After a number of years, Universal lured Basil Rathbone and Nigel Bruce over to their studio and ushered in a series of popular Sherlock Holmes movies. They were set in the present day, and often had Holmes and Watson fighting Axis agents, and would end with Holmes making some pro-Allied speech.
In this one, Holmes tracks down a Lord Haw Haw type broadcaster who has links to fifth columnists. Fifth columnists were highly popular topic for filmmakers during America’s early years in the war, but it died down when fifth columnism turned out to be not that serious a problem in Britain and America.
This has the benefit of a strong support cast, including Henry Daniell, Montagu Love, Thomas Gomez and Evelyn Ankers.
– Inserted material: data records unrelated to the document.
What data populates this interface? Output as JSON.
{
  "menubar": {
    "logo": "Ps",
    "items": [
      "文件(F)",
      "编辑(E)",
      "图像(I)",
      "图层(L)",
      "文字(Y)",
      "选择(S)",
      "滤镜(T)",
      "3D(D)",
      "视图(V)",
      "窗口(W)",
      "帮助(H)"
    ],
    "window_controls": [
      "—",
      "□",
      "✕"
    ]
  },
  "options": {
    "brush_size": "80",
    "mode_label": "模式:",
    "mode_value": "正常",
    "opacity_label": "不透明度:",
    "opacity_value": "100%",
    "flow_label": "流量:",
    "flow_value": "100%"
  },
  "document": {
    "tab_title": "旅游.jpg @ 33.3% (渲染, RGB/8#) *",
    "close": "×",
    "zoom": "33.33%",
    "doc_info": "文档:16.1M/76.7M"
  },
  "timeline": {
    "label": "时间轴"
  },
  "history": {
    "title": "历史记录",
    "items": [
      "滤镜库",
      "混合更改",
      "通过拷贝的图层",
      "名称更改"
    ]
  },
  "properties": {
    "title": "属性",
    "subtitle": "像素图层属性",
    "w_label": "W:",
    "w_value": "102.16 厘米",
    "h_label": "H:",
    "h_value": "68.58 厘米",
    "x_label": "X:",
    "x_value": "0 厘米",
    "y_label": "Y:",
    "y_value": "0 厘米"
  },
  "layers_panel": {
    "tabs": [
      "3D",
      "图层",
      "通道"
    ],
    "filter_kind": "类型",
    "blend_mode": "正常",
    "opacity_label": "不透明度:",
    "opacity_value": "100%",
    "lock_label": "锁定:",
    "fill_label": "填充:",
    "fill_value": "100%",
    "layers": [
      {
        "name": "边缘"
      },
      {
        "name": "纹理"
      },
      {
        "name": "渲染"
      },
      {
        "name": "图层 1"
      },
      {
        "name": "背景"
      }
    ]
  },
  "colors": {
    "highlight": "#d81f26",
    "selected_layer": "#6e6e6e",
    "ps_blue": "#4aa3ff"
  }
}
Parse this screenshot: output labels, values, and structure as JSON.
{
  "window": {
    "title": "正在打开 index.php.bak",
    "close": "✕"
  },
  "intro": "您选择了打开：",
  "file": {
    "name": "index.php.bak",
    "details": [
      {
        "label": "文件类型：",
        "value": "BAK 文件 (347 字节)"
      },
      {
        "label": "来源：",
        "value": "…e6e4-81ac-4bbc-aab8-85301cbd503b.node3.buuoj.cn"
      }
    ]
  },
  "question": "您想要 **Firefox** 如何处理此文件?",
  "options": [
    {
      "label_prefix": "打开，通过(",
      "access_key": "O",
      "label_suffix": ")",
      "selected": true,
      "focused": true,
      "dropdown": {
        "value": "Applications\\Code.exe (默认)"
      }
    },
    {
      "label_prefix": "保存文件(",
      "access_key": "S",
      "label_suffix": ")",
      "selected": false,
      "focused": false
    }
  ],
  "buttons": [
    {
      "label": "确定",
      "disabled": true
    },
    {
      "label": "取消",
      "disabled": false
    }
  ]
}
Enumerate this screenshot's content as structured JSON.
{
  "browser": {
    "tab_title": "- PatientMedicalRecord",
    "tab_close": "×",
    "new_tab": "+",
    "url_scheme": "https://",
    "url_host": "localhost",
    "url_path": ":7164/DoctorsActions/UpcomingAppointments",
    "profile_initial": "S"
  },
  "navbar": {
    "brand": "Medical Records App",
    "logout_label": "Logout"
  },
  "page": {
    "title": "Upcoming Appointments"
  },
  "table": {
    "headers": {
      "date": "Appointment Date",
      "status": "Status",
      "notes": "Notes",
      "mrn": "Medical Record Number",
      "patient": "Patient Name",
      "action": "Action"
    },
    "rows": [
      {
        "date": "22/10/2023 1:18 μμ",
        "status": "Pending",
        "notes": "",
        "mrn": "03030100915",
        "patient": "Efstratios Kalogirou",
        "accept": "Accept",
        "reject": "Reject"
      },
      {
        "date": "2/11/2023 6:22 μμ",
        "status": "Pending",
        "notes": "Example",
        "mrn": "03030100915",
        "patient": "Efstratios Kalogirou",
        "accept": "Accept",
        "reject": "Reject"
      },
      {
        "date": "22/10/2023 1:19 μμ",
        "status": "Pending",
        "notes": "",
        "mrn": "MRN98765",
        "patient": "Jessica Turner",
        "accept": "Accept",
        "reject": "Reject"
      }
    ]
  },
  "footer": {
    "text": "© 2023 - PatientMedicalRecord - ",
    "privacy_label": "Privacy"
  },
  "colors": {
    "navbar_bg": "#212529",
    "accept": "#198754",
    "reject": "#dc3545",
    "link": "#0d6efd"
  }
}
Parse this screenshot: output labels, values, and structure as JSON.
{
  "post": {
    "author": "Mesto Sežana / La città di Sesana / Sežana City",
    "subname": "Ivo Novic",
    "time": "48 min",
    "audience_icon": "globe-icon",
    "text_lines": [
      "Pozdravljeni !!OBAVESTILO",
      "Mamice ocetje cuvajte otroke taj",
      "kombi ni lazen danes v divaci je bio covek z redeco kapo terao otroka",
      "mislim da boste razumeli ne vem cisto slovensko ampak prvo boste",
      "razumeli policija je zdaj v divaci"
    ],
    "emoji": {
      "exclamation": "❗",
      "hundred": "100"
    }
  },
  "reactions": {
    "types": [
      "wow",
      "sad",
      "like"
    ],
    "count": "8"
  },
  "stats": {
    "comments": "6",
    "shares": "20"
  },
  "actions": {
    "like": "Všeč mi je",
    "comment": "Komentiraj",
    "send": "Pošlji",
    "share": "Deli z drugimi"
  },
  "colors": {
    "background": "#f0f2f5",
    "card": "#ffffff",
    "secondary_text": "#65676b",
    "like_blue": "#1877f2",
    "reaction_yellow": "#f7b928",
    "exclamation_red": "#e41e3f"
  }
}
Ankers is very beautiful (lots of close ups with key light – a big feature of this movie) but perhaps not quite realistic as a working class cockney, an implied hooker; she agrees to become a mistress to the agent in order to nab him. Of course, this means she must die. It’s quite clever to have Daniell as a government minister because you automatically assume that he’s going to be the traitor – but it turns out to be someone else.
For most of the film Holmes’ detecting doesn’t seem to be that crash hot. He fails to catch a Nazi agent despite being right there, is almost killed and has to be rescued, and most of the hard work is done by Ankers and her fellow criminal cronies. However, in good Holmes form he knew what was happening all along.
I love how a person turns up to their apartment with a knife in their back and collapses. Holmes asks Watson if he’s dead and Watson says yes. Great doctoring there, Watson! The final speech is taken from ‘The Last Bow’, a Sherlock Holmes World War One story, about a wind blowing that’s going to result in a better England. (Not really true in the case of World War One – maybe World War Two though).